Alicia Morgans: Okay, great. When you think about this changing landscape and all that seems to be going on, what is your overarching message or what would you say to clinicians who are watching this and trying to understand how do I sort through all of these options in my practice?
Evan Yu: Yeah, I think one thing that I have heard people ask me about, not just patients but other clinicians, are that, oh yeah, we're using all these drugs earlier, but you even agree that we're creating some kind of super aggressive beast downstream. There's some caution about that, moving these agents earlier. I urge people not to have caution. The data is the data. There's huge benefits there, huge survival benefit, huge metastasis free survival benefit. It's not subtle benefit, it's big survival benefit. The principle holds true that moving these agents earlier leads to dramatic survival benefit. Yes, you might create a more aggressive beast later, but at the end of the day, the benefit you get and all that extra time you get by using it earlier still outweighs what sort of aggressiveness you might see later. I'm confident in our field with all these new therapeutics that are coming that we'll be able to address what sort of aggressive beast arises later.
I mean, we're learning so much more about the biology of prostate cancer, the DNA repair deficiency issues, the microsatellite instability, hypermutation issues.
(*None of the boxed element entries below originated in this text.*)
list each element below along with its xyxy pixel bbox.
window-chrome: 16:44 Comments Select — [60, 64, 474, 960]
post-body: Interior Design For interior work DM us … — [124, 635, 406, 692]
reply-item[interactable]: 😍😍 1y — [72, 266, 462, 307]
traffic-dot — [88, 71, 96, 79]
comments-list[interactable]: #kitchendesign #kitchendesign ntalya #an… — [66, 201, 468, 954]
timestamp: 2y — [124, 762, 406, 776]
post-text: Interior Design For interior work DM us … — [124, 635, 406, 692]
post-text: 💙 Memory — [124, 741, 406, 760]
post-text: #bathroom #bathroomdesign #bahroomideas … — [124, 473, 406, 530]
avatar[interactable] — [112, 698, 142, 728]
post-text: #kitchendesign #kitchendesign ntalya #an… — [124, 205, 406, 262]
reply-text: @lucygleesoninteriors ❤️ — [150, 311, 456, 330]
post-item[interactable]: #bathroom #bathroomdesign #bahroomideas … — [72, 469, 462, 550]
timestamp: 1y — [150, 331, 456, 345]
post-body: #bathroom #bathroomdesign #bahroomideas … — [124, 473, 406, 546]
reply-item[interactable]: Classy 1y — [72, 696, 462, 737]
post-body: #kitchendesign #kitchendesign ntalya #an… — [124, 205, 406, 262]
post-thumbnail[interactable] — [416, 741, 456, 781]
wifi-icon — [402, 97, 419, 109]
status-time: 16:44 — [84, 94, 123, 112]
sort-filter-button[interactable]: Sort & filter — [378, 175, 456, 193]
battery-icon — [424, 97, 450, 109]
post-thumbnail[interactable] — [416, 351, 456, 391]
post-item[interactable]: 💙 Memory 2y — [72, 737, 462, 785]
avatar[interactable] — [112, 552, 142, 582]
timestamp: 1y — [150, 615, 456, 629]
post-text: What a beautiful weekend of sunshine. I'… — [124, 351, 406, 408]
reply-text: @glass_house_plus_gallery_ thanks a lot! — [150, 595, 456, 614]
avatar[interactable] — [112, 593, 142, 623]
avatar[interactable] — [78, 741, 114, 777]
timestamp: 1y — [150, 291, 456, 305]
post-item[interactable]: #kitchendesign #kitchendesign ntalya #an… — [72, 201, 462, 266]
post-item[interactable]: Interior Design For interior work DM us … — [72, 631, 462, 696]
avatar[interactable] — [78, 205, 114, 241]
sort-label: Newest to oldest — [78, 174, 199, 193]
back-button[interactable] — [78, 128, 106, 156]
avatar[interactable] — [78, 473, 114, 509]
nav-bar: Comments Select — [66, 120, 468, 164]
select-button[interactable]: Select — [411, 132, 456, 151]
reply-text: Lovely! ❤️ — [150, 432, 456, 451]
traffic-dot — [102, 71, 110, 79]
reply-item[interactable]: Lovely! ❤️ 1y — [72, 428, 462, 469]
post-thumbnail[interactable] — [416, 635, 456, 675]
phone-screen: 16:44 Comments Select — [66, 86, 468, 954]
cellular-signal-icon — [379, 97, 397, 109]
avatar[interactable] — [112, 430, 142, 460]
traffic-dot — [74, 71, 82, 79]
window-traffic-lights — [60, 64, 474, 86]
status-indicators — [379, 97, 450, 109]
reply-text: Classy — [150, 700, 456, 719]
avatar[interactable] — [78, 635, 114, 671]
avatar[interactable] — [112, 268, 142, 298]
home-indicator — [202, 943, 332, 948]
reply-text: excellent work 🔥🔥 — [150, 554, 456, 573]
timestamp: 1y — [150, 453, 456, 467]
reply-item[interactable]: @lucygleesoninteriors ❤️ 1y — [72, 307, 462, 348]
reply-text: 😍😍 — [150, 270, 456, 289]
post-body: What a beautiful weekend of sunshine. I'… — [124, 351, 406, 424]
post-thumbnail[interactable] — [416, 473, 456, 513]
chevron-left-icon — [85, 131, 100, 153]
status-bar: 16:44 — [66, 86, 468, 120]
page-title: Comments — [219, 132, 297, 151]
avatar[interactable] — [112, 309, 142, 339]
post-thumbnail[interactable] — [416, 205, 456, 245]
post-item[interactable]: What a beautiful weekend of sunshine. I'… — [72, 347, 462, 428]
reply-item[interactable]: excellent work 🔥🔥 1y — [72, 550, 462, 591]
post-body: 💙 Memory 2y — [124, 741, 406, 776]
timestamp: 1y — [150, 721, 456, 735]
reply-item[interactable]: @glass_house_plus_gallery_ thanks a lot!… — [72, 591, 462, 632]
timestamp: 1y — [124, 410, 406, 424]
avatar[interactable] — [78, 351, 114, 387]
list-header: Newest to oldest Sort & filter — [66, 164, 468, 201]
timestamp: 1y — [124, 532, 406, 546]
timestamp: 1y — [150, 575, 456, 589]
There's amphicrine phenotypes that express both androgen receptor and neuroendocrine phenotypes, like synaptophysin, chromogranin A. There's double negatives that don't express any of them that might be driven by fibroblast growth factor receptors. We're learning a lot more about the biology. We're eventually going to be able to molecularly stratify better and have agents that can attack those different mechanisms. Again, the benefit's real. Don't be cautious in using those agents when there's clear benefit there earlier. We'll address it later when we get there because we have so much exciting biology that we're learning and so many exciting new therapeutics that are being developed.
Alicia Morgans: Absolutely. To really think about, and you said this several times, making sure that you choose a different mechanism of action. After you move these things forward, you have to use a different strategy to attack. We've seen this in the PLATO trial and we've seen this in other settings, that you have to vary that mechanism. Then though we may be driving the biology in a different direction, we are actually evolving in a way, at least in terms of available therapeutics, that we are going to be able to attack different targets later on. I entirely appreciate your expertise and your message of hope and encouragement to everyone. Thank you so much for your time, Evan.
Evan Yu: Yeah. Thanks for having me, Alicia. It's always great to be here.